The colonization of America has had a considerable impact on the New World and the Native population of both Americas. At the same time, the colonization of Americas conducted by different nations differed. For instance, the colonization of America by the British was quite different from the colonization of American by the Spaniards, although the ultimate effect of the colonization was similar since both nations expelled Native Americans and provoked the rapid decline of their civilization. The difference in the colonization of America by the British and Spaniards was, to a significant extent, the result of different goals and motives of the process of colonization.
At the beginning of the colonization, the British often settled as missionaries or took free land, where they settled. They arrived to America and found the free, unoccupied land, where they settled. As a rule, they settled on the shore of the Atlantic Ocean or on banks of large rivers, which could be used for navigation to maintain the regular communication of colonists with the mainland Britain.
They looked for the new land that was the major driver of their migration to America. Running out of free land in Britain, the British were just forced to look for new land in the New World. In spite of difficult conditions of living, they settled in America, where they could take free land without any resistance from Native Americans, who were not interested in farming as much as the British, and who could not just resist to the British because of their lower level of technical and military development.
In contrast, the Spaniards looked for gold and enrichment that forced them to accelerate their exploration of the New World and colonization of both Americas. Spaniards came into clashes with local tribes in search of gold. They attempted to take the gold from Native Americans and they conquered the leading civilizations of America, including those of Aztecs and Incas. Spaniards attempted to take as much gold as possible and the government supported colonists and organized government-sponsored expeditions to Americas.

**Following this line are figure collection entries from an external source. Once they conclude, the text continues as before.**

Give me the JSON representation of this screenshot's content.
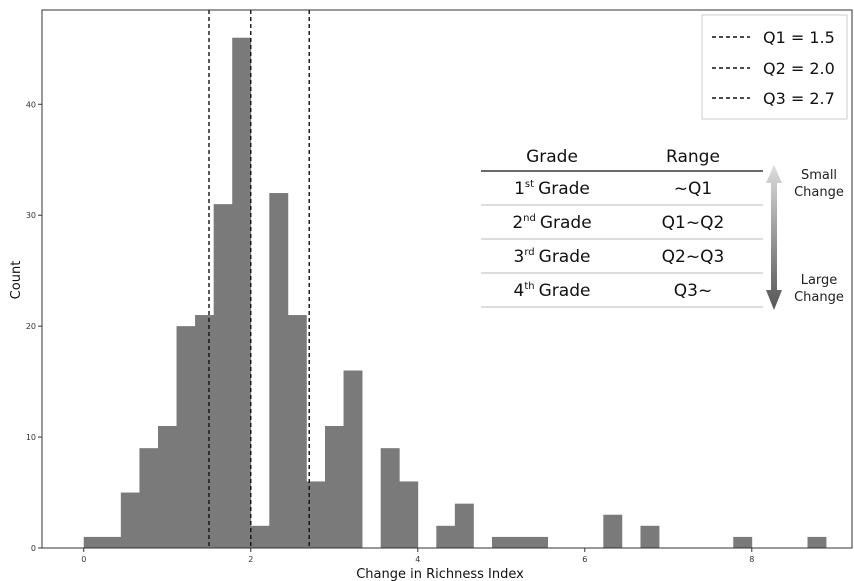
{
  "chart_data": {
    "type": "bar",
    "subtype": "histogram",
    "xlabel": "Change in Richness Index",
    "ylabel": "Count",
    "xlim": [
      -0.5,
      9.2
    ],
    "ylim": [
      0,
      48.5
    ],
    "bin_width": 0.222,
    "bar_color": "#7a7a7a",
    "xticks": [
      0,
      2,
      4,
      6,
      8
    ],
    "yticks": [
      0,
      10,
      20,
      30,
      40
    ],
    "bins": [
      {
        "x0": 0.0,
        "count": 1
      },
      {
        "x0": 0.222,
        "count": 1
      },
      {
        "x0": 0.444,
        "count": 5
      },
      {
        "x0": 0.667,
        "count": 9
      },
      {
        "x0": 0.889,
        "count": 11
      },
      {
        "x0": 1.111,
        "count": 20
      },
      {
        "x0": 1.333,
        "count": 21
      },
      {
        "x0": 1.556,
        "count": 31
      },
      {
        "x0": 1.778,
        "count": 46
      },
      {
        "x0": 2.0,
        "count": 2
      },
      {
        "x0": 2.222,
        "count": 32
      },
      {
        "x0": 2.444,
        "count": 21
      },
      {
        "x0": 2.667,
        "count": 6
      },
      {
        "x0": 2.889,
        "count": 11
      },
      {
        "x0": 3.111,
        "count": 16
      },
      {
        "x0": 3.333,
        "count": 0
      },
      {
        "x0": 3.556,
        "count": 9
      },
      {
        "x0": 3.778,
        "count": 6
      },
      {
        "x0": 4.0,
        "count": 0
      },
      {
        "x0": 4.222,
        "count": 2
      },
      {
        "x0": 4.444,
        "count": 4
      },
      {
        "x0": 4.667,
        "count": 0
      },
      {
        "x0": 4.889,
        "count": 1
      },
      {
        "x0": 5.111,
        "count": 1
      },
      {
        "x0": 5.333,
        "count": 1
      },
      {
        "x0": 5.556,
        "count": 0
      },
      {
        "x0": 5.778,
        "count": 0
      },
      {
        "x0": 6.0,
        "count": 0
      },
      {
        "x0": 6.222,
        "count": 3
      },
      {
        "x0": 6.444,
        "count": 0
      },
      {
        "x0": 6.667,
        "count": 2
      },
      {
        "x0": 6.889,
        "count": 0
      },
      {
        "x0": 7.111,
        "count": 0
      },
      {
        "x0": 7.333,
        "count": 0
      },
      {
        "x0": 7.556,
        "count": 0
      },
      {
        "x0": 7.778,
        "count": 1
      },
      {
        "x0": 8.0,
        "count": 0
      },
      {
        "x0": 8.222,
        "count": 0
      },
      {
        "x0": 8.444,
        "count": 0
      },
      {
        "x0": 8.667,
        "count": 1
      }
    ],
    "quartile_lines": [
      {
        "name": "Q1",
        "value": 1.5,
        "label": "Q1 = 1.5"
      },
      {
        "name": "Q2",
        "value": 2.0,
        "label": "Q2 = 2.0"
      },
      {
        "name": "Q3",
        "value": 2.7,
        "label": "Q3 = 2.7"
      }
    ],
    "legend_position": "top-right",
    "grade_table": {
      "headers": [
        "Grade",
        "Range"
      ],
      "rows": [
        {
          "num": "1",
          "sup": "st",
          "word": "Grade",
          "range": "~Q1"
        },
        {
          "num": "2",
          "sup": "nd",
          "word": "Grade",
          "range": "Q1~Q2"
        },
        {
          "num": "3",
          "sup": "rd",
          "word": "Grade",
          "range": "Q2~Q3"
        },
        {
          "num": "4",
          "sup": "th",
          "word": "Grade",
          "range": "Q3~"
        }
      ],
      "arrow_top_label": [
        "Small",
        "Change"
      ],
      "arrow_bottom_label": [
        "Large",
        "Change"
      ]
    }
  }
}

The British had conflicts with Native Americans over land and trade. Unlike Spaniards, they were interested in the development their economic relations, farming, trades, and businesses in America. As a result, often colonists were not supported by the government but the British government understood the significance of colonies and started to use them as the territory of the military expansion of Great Britain. In such a way, America became strategically important for Great Britain, while colonists remained relatively free in the colonization and the government did not restrict the colonization substantially through specific expeditions as the Spanish government did. Spaniards’ only concern was gold and exploitation of natural resources of Americas.
However, both the British and Spaniards pretended to conduct the colonization as the process of conversion of Native Americans to the true faith. In this regard, the British and Spaniards also differed because the British colonists were protestants mainly, while Spaniards were devoted Roman Catholics. They attempted to convert Native Americans to Christianity but, in actuality, their policies were far from Christian principles.
Thus, the British and Spanish colonization provoked the destruction of Native American civilization, although the British were looking for the free land mainly, while Spaniards were driven by the search of gold.